The more clearly you can define which layers you need—cloud only vs code + cloud + runtime—the more precise your pricing conversation will be.
Frequently Asked Questions
Can I schedule a Wiz demo directly, or do I need to go through a partner?
Short Answer: You can schedule a Wiz demo directly from wiz.io; you don’t have to go through a partner.
Details:
On wiz.io you’ll see “Get a demo” CTAs across product and customer pages. The form captures basic details (work email, name, company, country, phone), and routes you to the appropriate team. From there you’ll typically get:
- An initial qualification email or call
- A scheduled demo slot tailored to your region and use case
- The option to bring additional stakeholders (security, platform, DevOps, compliance)
If you’re already working with a reseller or integrator, they can join the same session, but it’s not required just to see the product.
What’s the minimum I should know before asking for a quote?

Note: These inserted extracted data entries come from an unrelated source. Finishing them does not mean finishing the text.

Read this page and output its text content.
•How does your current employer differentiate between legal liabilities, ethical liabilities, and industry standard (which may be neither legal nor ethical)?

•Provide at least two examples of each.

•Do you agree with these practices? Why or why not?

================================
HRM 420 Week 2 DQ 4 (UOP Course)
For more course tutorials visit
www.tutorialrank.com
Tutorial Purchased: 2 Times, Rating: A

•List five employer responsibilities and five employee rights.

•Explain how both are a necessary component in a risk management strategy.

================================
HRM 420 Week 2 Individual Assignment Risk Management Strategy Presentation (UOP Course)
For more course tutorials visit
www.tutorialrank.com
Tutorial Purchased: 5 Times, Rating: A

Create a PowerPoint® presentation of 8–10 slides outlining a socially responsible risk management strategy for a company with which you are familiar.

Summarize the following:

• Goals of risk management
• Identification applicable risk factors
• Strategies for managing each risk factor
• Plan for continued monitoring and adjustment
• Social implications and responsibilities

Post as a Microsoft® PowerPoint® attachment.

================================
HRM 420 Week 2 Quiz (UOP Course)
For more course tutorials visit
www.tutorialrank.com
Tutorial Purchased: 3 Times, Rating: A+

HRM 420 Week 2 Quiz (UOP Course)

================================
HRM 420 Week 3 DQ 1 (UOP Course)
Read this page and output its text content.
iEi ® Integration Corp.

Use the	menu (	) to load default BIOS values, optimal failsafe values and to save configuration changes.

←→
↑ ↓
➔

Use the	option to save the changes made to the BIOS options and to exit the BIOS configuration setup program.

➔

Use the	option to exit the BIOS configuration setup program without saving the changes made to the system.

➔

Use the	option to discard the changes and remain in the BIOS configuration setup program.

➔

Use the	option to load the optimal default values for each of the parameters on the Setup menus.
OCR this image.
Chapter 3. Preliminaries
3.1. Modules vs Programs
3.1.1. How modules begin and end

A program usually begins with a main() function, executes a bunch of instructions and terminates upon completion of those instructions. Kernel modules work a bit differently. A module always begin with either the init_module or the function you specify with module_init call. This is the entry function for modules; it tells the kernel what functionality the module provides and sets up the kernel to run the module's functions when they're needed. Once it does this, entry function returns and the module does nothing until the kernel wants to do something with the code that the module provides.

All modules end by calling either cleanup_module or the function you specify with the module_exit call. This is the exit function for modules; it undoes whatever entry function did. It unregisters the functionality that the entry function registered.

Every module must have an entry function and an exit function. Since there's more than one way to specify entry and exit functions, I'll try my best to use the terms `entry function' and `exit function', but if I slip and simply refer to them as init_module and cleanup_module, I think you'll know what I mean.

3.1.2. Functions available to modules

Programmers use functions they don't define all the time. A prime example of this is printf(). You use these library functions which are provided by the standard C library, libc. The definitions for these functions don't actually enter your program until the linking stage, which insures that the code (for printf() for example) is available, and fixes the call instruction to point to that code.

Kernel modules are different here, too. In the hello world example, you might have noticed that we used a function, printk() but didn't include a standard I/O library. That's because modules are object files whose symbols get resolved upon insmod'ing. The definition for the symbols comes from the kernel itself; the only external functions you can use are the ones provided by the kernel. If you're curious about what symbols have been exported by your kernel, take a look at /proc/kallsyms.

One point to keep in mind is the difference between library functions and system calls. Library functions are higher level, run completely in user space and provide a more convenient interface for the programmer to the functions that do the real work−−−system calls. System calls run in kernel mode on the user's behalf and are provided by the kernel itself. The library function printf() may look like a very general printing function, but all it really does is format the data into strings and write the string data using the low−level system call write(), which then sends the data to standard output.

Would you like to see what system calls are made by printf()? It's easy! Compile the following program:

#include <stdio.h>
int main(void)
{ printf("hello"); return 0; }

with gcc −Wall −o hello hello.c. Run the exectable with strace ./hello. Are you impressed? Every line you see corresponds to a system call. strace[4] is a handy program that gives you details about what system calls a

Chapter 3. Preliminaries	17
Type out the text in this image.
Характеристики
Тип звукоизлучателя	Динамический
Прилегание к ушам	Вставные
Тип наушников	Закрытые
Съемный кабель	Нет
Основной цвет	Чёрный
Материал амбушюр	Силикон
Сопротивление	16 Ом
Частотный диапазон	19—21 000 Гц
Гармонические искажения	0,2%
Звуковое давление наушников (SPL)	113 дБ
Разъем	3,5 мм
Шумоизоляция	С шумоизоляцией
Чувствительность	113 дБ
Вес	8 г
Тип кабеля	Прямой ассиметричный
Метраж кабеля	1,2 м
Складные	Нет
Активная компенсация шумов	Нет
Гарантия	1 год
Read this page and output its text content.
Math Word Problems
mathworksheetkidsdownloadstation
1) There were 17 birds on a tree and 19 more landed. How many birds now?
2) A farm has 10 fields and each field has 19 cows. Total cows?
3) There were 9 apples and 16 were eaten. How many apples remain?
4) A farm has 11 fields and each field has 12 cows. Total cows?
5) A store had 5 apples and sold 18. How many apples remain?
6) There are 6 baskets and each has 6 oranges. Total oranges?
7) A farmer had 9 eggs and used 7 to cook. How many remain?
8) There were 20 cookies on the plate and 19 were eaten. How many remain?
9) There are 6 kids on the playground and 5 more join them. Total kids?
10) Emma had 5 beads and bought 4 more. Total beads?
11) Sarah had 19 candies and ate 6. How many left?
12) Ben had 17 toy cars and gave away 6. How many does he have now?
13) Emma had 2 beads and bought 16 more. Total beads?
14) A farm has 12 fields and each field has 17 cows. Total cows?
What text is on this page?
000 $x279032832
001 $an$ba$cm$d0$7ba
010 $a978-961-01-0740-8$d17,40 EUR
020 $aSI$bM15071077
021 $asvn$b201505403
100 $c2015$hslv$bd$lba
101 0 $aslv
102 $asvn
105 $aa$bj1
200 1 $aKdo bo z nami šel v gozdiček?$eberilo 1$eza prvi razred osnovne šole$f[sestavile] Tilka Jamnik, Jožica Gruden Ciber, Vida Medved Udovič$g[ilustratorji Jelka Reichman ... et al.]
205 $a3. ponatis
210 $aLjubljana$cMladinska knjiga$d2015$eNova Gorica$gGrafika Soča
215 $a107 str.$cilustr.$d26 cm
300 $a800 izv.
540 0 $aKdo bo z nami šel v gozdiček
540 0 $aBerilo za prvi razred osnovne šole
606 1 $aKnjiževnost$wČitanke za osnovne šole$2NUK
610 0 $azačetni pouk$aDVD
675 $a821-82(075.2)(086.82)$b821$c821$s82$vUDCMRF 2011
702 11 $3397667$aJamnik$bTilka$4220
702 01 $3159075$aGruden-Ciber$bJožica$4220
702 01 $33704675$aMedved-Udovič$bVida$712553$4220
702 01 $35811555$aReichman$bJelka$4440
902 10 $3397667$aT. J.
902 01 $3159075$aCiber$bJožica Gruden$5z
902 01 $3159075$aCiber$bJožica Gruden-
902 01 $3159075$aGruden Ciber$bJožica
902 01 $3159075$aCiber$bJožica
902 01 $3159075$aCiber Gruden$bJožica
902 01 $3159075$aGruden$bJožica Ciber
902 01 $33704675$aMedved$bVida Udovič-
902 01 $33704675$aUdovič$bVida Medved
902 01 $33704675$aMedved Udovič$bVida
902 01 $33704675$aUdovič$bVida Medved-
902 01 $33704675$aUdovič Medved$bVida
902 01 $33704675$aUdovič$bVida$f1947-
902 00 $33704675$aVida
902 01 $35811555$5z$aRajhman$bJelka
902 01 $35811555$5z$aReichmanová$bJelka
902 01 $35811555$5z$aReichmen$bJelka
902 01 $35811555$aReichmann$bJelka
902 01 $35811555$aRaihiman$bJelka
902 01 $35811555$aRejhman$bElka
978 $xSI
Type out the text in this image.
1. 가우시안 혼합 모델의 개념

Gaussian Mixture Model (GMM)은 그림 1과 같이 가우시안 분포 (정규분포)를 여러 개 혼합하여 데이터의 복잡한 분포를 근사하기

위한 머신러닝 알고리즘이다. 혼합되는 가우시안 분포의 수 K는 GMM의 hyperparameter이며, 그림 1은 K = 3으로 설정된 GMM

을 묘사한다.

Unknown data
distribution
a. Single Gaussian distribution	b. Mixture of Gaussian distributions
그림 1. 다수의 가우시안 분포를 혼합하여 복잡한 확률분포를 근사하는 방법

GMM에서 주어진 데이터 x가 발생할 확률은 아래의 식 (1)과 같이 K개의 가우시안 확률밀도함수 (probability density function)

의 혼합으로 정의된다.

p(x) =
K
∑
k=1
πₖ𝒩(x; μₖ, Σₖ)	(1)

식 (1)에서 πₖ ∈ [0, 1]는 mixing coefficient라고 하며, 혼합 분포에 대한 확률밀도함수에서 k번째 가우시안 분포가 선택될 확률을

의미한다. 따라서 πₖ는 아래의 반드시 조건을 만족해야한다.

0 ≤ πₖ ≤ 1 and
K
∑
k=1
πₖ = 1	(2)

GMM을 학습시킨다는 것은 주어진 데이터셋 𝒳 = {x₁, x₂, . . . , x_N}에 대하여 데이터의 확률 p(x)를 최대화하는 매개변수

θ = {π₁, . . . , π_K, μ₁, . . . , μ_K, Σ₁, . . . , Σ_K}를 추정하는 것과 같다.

Short Answer: At minimum, know your cloud providers, rough account count, Kubernetes cluster count, and any must-have compliance drivers.
Details:
You don’t need a perfect CMDB to start. For a realistic first quote, try to have:
- Cloud mix and approximate account/subscription counts
- How many Kubernetes clusters you operate
- Top regulatory/compliance frameworks you must meet
- A sense of which business units/environments are in scope for phase 1
- Whether you need runtime detection and response in addition to posture management
With those basics, the Wiz team can size your environment, suggest an initial deployment pattern (e.g., a subset of accounts and clusters for phase 1), and give you pricing that will stay roughly true as you scale out.
Summary
You can absolutely schedule a Wiz demo, and it’s worth treating that session as a working design meeting, not just a slideshow. The more concrete details you bring—cloud account count, Kubernetes cluster footprint, compliance requirements, user and team scale, and how you currently assign ownership—the more the Wiz team can:
- Show you the Wiz Security Graph operating on a structure that looks like your own
- Demonstrate how the Wiz Green/Red/Blue agents would fit your CI/CD, SecOps, and engineering workflows
- Provide a clear, environment-aligned quote instead of vague pricing ranges
Prepared inputs turn a generic demo into a blueprint for consolidating tools, reducing MTTR, and getting from exposure to code fix to runtime validation without spreadsheet-driven negotiations.